Erdoğan also underestimated Obama’s distaste for regime change. In 2014 the US president decided his priority wasn’t overthrowing Assad but countering the emerging threat of ISIS, and to this end he airdropped ammunition to Kurds who were fighting the group. “Our NATO ally is arming terrorists,” Erdoğan fumed, but when Tol related his words to a US official who had been trying to persuade Turkey to stop helping jihadi groups, the official replied, “He now knows how we feel.” Earlier that year Turkish intelligence had been caught by its own gendarmes sending arms across the border to ISIS-controlled parts of Syria. In return for fighting the Kurds in Syria, the Turks not only allowed ISIS what Tol calls “freedom of action in border towns,” but also let them use Turkey as a conduit for revenue they received from oil sales in their territory.

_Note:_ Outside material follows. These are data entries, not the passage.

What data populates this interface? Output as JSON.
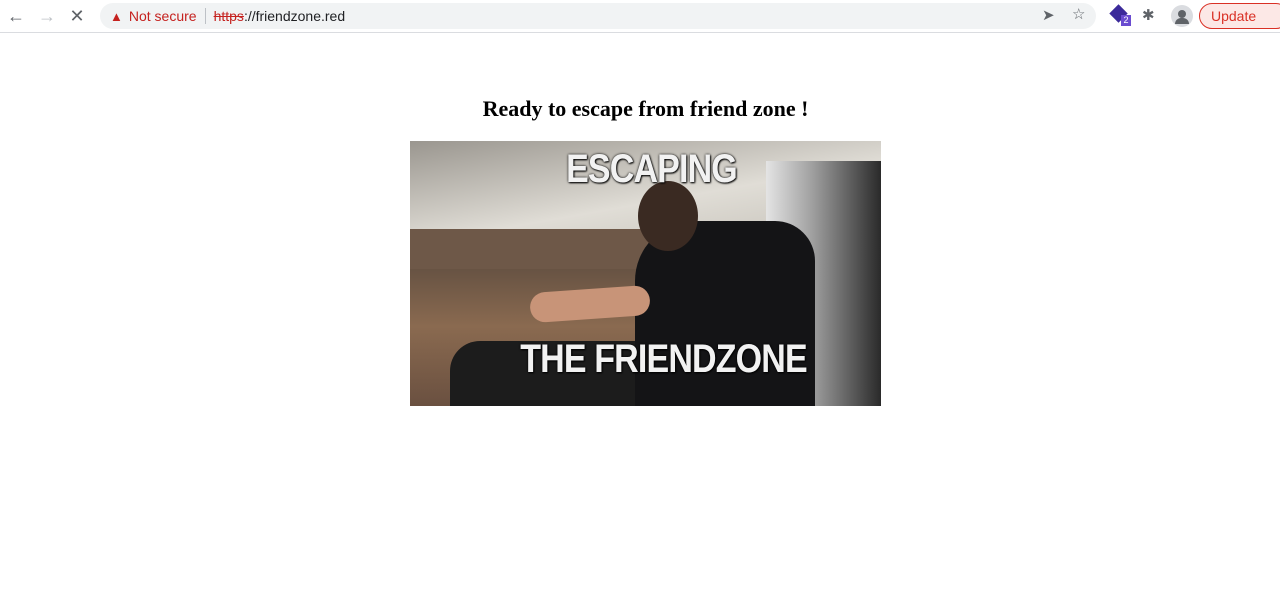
{
  "browser": {
    "security_label": "Not secure",
    "url_scheme": "https",
    "url_rest": "://friendzone.red",
    "extension_badge": "2",
    "update_label": "Update",
    "icons": [
      "back-icon",
      "forward-icon",
      "stop-icon",
      "warning-icon",
      "send-icon",
      "star-icon",
      "extension-icon",
      "puzzle-icon",
      "profile-icon",
      "menu-icon"
    ]
  },
  "page": {
    "heading": "Ready to escape from friend zone !",
    "image_caption_top": "ESCAPING",
    "image_caption_bottom": "THE  FRIENDZONE"
  }
}
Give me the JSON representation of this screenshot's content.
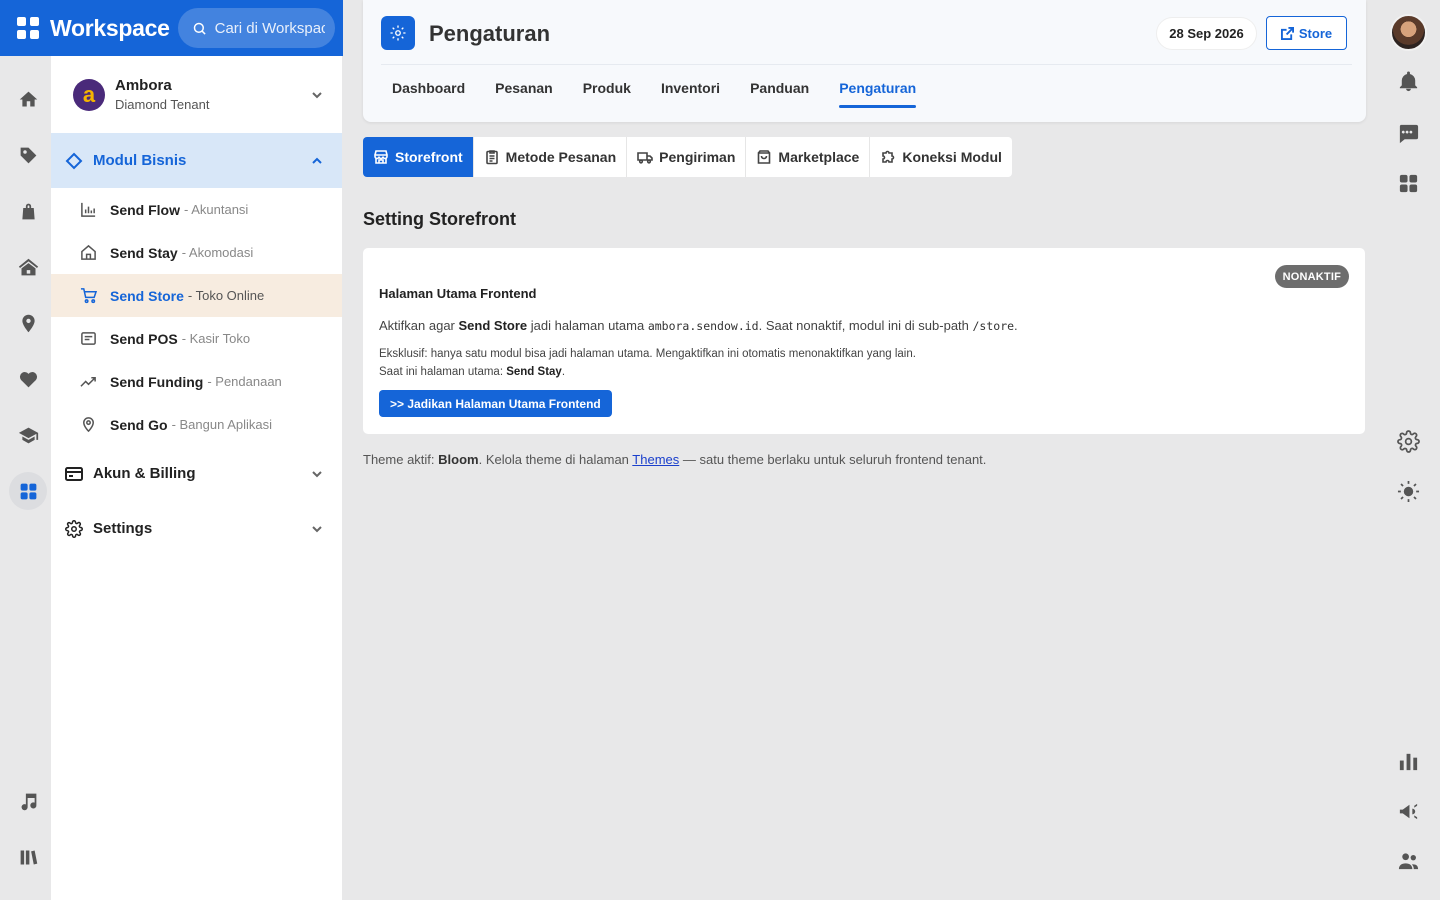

By 2015 Erdoğan’s Syria policy was a mess, and in elections that June the AKP lost its parliamentary majority. Over the next few months a wave of bombings—which the government blamed variously on ISIS, the PKK, and, implausibly, a coalition of the PKK, ISIS, and Syrian government agents—killed hundreds of people across the country and prompted accusations that Erdoğan had unleashed the darkest forces of the deep state to create chaos. By the time new elections were held that November, Erdoğan had shelved his Kurdish Quran and wrapped himself in the Turkish star and crescent. He campaigned before flag-draped coffins of soldiers who had been killed in clashes with the PKK, and his majority was duly restored. Two years later, when Erdoğan narrowly won the referendum on setting up a superpresidency, he did so with the support not of the Kurds but of a far-right party of extreme nationalists—Turkey’s new political center.

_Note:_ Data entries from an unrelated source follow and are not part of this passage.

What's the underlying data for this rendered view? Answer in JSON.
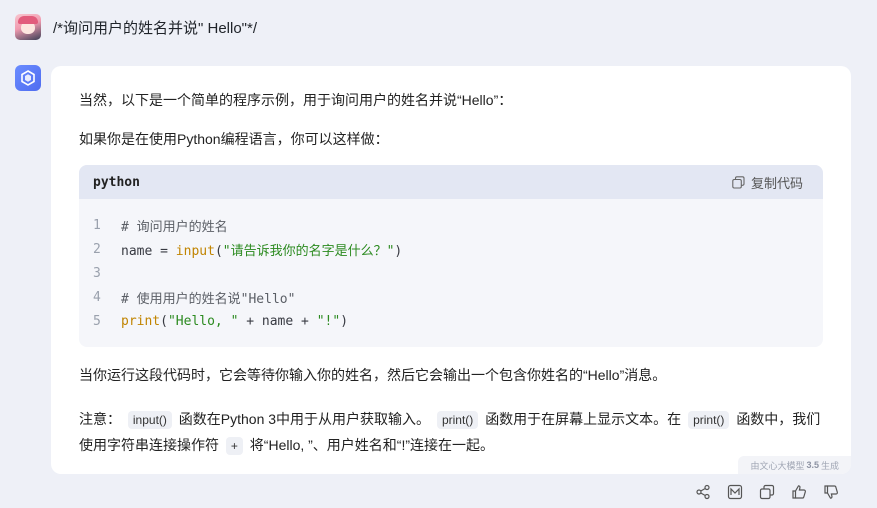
{
  "user": {
    "message": "/*询问用户的姓名并说\" Hello\"*/"
  },
  "answer": {
    "intro": "当然，以下是一个简单的程序示例，用于询问用户的姓名并说“Hello”：",
    "lead": "如果你是在使用Python编程语言，你可以这样做：",
    "code_block": {
      "language": "python",
      "copy_label": "复制代码",
      "lines": [
        {
          "num": "1",
          "text": "# 询问用户的姓名"
        },
        {
          "num": "2",
          "text": "name = input(\"请告诉我你的名字是什么？\")"
        },
        {
          "num": "3",
          "text": ""
        },
        {
          "num": "4",
          "text": "# 使用用户的姓名说\"Hello\""
        },
        {
          "num": "5",
          "text": "print(\"Hello, \" + name + \"!\")"
        }
      ]
    },
    "explanation": "当你运行这段代码时，它会等待你输入你的姓名，然后它会输出一个包含你姓名的“Hello”消息。",
    "note": {
      "prefix": "注意：",
      "code1": "input()",
      "t1": "函数在Python 3中用于从用户获取输入。",
      "code2": "print()",
      "t2": "函数用于在屏幕上显示文本。在",
      "code3": "print()",
      "t3": "函数中，我们使用字符串连接操作符",
      "code4": "+",
      "t4": "将“Hello, ”、用户姓名和“!”连接在一起。"
    },
    "watermark": {
      "prefix": "由文心大模型",
      "version": "3.5",
      "suffix": "生成"
    }
  },
  "actions": [
    "share-icon",
    "image-icon",
    "copy-icon",
    "thumbs-up-icon",
    "thumbs-down-icon"
  ]
}
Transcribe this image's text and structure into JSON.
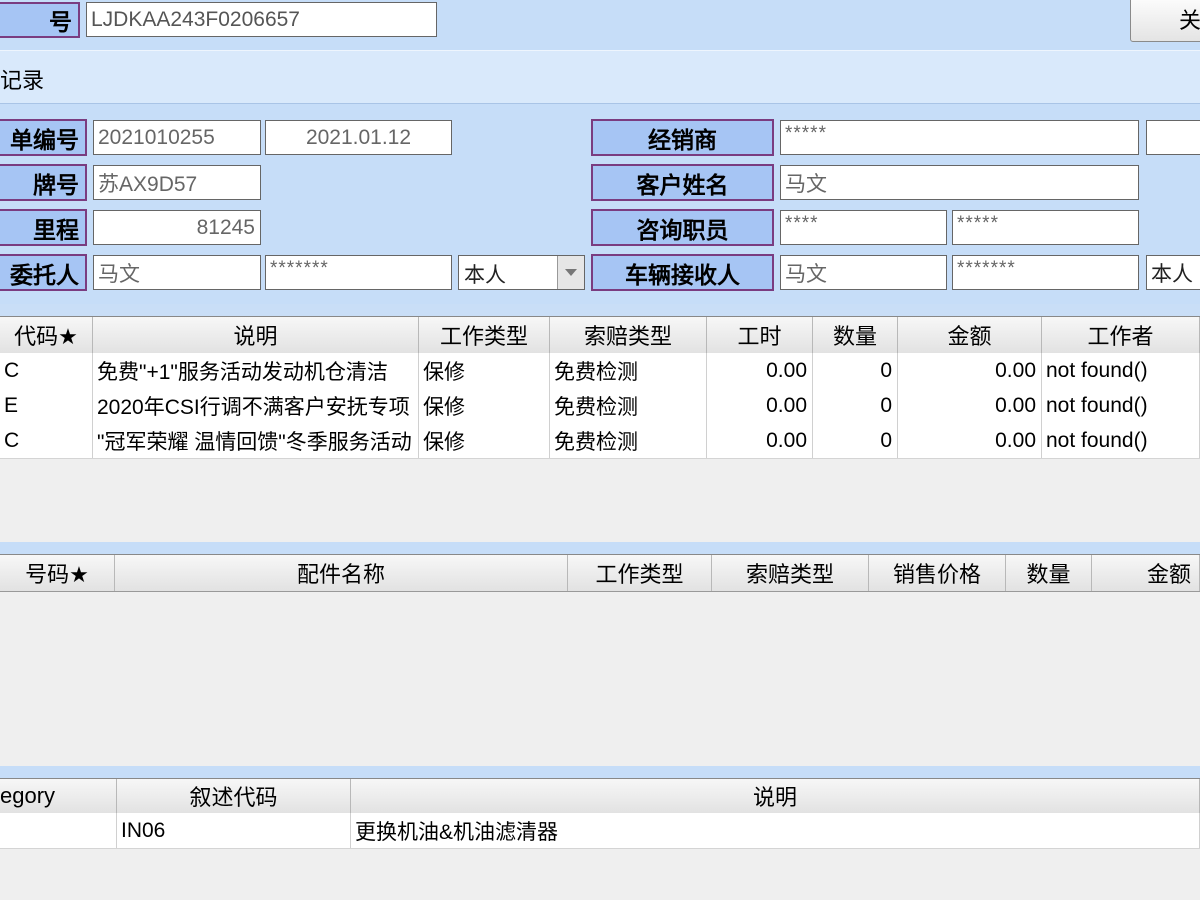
{
  "top": {
    "vin_label": "号",
    "vin_value": "LJDKAA243F0206657",
    "close_label": "关"
  },
  "record_tab": "记录",
  "form": {
    "order_no_label": "单编号",
    "order_no": "2021010255",
    "order_date": "2021.01.12",
    "plate_label": "牌号",
    "plate": "苏AX9D57",
    "mileage_label": "里程",
    "mileage": "81245",
    "client_label": "委托人",
    "client_name": "马文",
    "client_phone": "*******",
    "client_relation": "本人",
    "dealer_label": "经销商",
    "dealer": "*****",
    "customer_label": "客户姓名",
    "customer": "马文",
    "advisor_label": "咨询职员",
    "advisor_1": "****",
    "advisor_2": "*****",
    "receiver_label": "车辆接收人",
    "receiver_name": "马文",
    "receiver_phone": "*******",
    "receiver_relation": "本人"
  },
  "labor_table": {
    "headers": [
      "代码★",
      "说明",
      "工作类型",
      "索赔类型",
      "工时",
      "数量",
      "金额",
      "工作者"
    ],
    "rows": [
      [
        "C",
        "免费\"+1\"服务活动发动机仓清洁",
        "保修",
        "免费检测",
        "0.00",
        "0",
        "0.00",
        "not found()"
      ],
      [
        "E",
        "2020年CSI行调不满客户安抚专项",
        "保修",
        "免费检测",
        "0.00",
        "0",
        "0.00",
        "not found()"
      ],
      [
        "C",
        "\"冠军荣耀 温情回馈\"冬季服务活动",
        "保修",
        "免费检测",
        "0.00",
        "0",
        "0.00",
        "not found()"
      ]
    ]
  },
  "parts_table": {
    "headers": [
      "号码★",
      "配件名称",
      "工作类型",
      "索赔类型",
      "销售价格",
      "数量",
      "金额"
    ]
  },
  "desc_table": {
    "headers": [
      "egory",
      "叙述代码",
      "说明"
    ],
    "rows": [
      [
        "",
        "IN06",
        "更换机油&机油滤清器"
      ]
    ]
  }
}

With the divergence of Turkish and US interests in Syria, a strategic partnership that had defined Turkish foreign policy since the Korean War came to an end. Erdoğan has since launched several military offensives against the Syrian Kurds, with the acquiescence of his new ally, Russia. His aim is no longer Assad’s overthrow. It is to end the Kurds’ experiments with autonomy and to carve out a “safe zone” into which Turkey’s Syrian refugees can be repatriated. In the words of one Syrian rebel commander, embittered by Erdoğan’s abandonment of the cause, “dirty, secret deals between Ankara and Damascus gave Erdoğan the Kurds but sacrificed the revolution.”

“Despite the zigzags in his Syria policy,” Tol writes, “Erdoğan has always had one primary goal in the war-torn country: to consolidate his rule.” Looked at from this angle, Erdoğan’s War, for all its rich detail, is not really about Syria and still less about the countless Syrians whose lives were ended, immiserated, or impoverished as he tried and failed to realize his ambitions there. It’s about the corrupting effect of power.

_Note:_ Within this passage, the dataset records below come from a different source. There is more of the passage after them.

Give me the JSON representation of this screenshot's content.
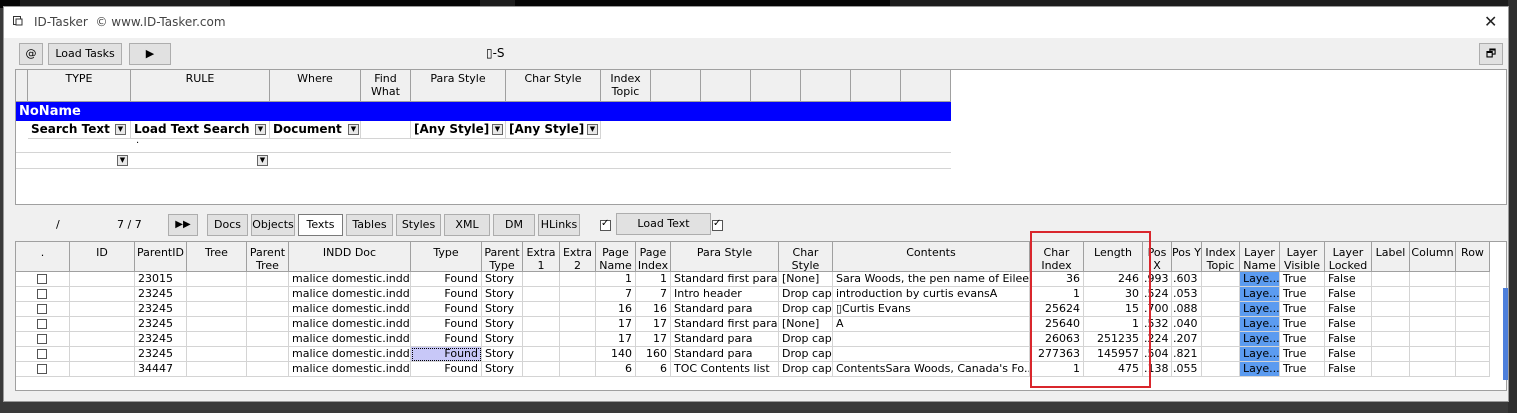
{
  "window": {
    "title": "ID-Tasker",
    "subtitle": "© www.ID-Tasker.com",
    "center_label": "▯-S"
  },
  "toolbar": {
    "at_label": "@",
    "load_tasks_label": "Load Tasks",
    "play_label": "▶",
    "restore_label": "🗗"
  },
  "rules_grid": {
    "headers": [
      "TYPE",
      "RULE",
      "Where",
      "Find What",
      "Para Style",
      "Char Style",
      "Index Topic",
      "",
      "",
      "",
      "",
      "",
      ""
    ],
    "group_name": "NoName",
    "row1": {
      "type": "Search Text",
      "rule": "Load Text Search",
      "where": "Document",
      "find": "",
      "para": "[Any Style]",
      "char": "[Any Style]"
    },
    "row2_marker": "."
  },
  "nav": {
    "slash": "/",
    "count": "7 / 7",
    "ff_label": "▶▶"
  },
  "tabs": [
    "Docs",
    "Objects",
    "Texts",
    "Tables",
    "Styles",
    "XML",
    "DM",
    "HLinks"
  ],
  "load_text_label": "Load Text",
  "results": {
    "headers": [
      ".",
      "ID",
      "ParentID",
      "Tree",
      "Parent Tree",
      "INDD Doc",
      "Type",
      "Parent Type",
      "Extra 1",
      "Extra 2",
      "Page Name",
      "Page Index",
      "Para Style",
      "Char Style",
      "Contents",
      "Char Index",
      "Length",
      "Pos X",
      "Pos Y",
      "Index Topic",
      "Layer Name",
      "Layer Visible",
      "Layer Locked",
      "Label",
      "Column",
      "Row"
    ],
    "rows": [
      {
        "parentid": "23015",
        "doc": "malice domestic.indd",
        "type": "Found",
        "ptype": "Story",
        "pname": "1",
        "pindex": "1",
        "para": "Standard first para",
        "char": "[None]",
        "contents": "Sara Woods, the pen name of Eilee...",
        "cindex": "36",
        "length": "246",
        "posx": ".993",
        "posy": ".603",
        "layer": "Laye...",
        "visible": "True",
        "locked": "False"
      },
      {
        "parentid": "23245",
        "doc": "malice domestic.indd",
        "type": "Found",
        "ptype": "Story",
        "pname": "7",
        "pindex": "7",
        "para": "Intro header",
        "char": "Drop cap",
        "contents": "introduction by curtis evansA",
        "cindex": "1",
        "length": "30",
        "posx": ".524",
        "posy": ".053",
        "layer": "Laye...",
        "visible": "True",
        "locked": "False"
      },
      {
        "parentid": "23245",
        "doc": "malice domestic.indd",
        "type": "Found",
        "ptype": "Story",
        "pname": "16",
        "pindex": "16",
        "para": "Standard para",
        "char": "Drop cap",
        "contents": "▯Curtis Evans",
        "cindex": "25624",
        "length": "15",
        "posx": ".700",
        "posy": ".088",
        "layer": "Laye...",
        "visible": "True",
        "locked": "False"
      },
      {
        "parentid": "23245",
        "doc": "malice domestic.indd",
        "type": "Found",
        "ptype": "Story",
        "pname": "17",
        "pindex": "17",
        "para": "Standard first para",
        "char": "[None]",
        "contents": "A",
        "cindex": "25640",
        "length": "1",
        "posx": ".532",
        "posy": ".040",
        "layer": "Laye...",
        "visible": "True",
        "locked": "False"
      },
      {
        "parentid": "23245",
        "doc": "malice domestic.indd",
        "type": "Found",
        "ptype": "Story",
        "pname": "17",
        "pindex": "17",
        "para": "Standard para",
        "char": "Drop cap",
        "contents": "",
        "cindex": "26063",
        "length": "251235",
        "posx": ".224",
        "posy": ".207",
        "layer": "Laye...",
        "visible": "True",
        "locked": "False"
      },
      {
        "parentid": "23245",
        "doc": "malice domestic.indd",
        "type": "Found",
        "ptype": "Story",
        "pname": "140",
        "pindex": "160",
        "para": "Standard para",
        "char": "Drop cap",
        "contents": "",
        "cindex": "277363",
        "length": "145957",
        "posx": ".504",
        "posy": ".821",
        "layer": "Laye...",
        "visible": "True",
        "locked": "False"
      },
      {
        "parentid": "34447",
        "doc": "malice domestic.indd",
        "type": "Found",
        "ptype": "Story",
        "pname": "6",
        "pindex": "6",
        "para": "TOC Contents list",
        "char": "Drop cap",
        "contents": "ContentsSara Woods, Canada's Fo...",
        "cindex": "1",
        "length": "475",
        "posx": ".138",
        "posy": ".055",
        "layer": "Laye...",
        "visible": "True",
        "locked": "False"
      }
    ]
  },
  "colors": {
    "group_bar": "#0000ff",
    "layer_cell": "#5b9bf0",
    "highlight": "#d9262c"
  }
}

“In 2008,” an Economist report on the country said recently, “Turkey aligned itself with 88% of the EU’s foreign-policy decisions and declarations. By 2016 that share had fallen by half to 44%. Last year it was only 7%.” Countries can be lost. Europe’s leaders share the blame in this case: having promised Turkey a future in the EU, they took that future away. The Turkish precedent should be in the minds of today’s EU and NATO leaders as they make promises to another aspirant, Ukraine. As for the Turks, instead of having a retired prime minister whom history would have judged to be one of the ablest and most effective politicians of his generation, they are saddled with a forever president whose only trick is to present himself as the solution to crises of his own making.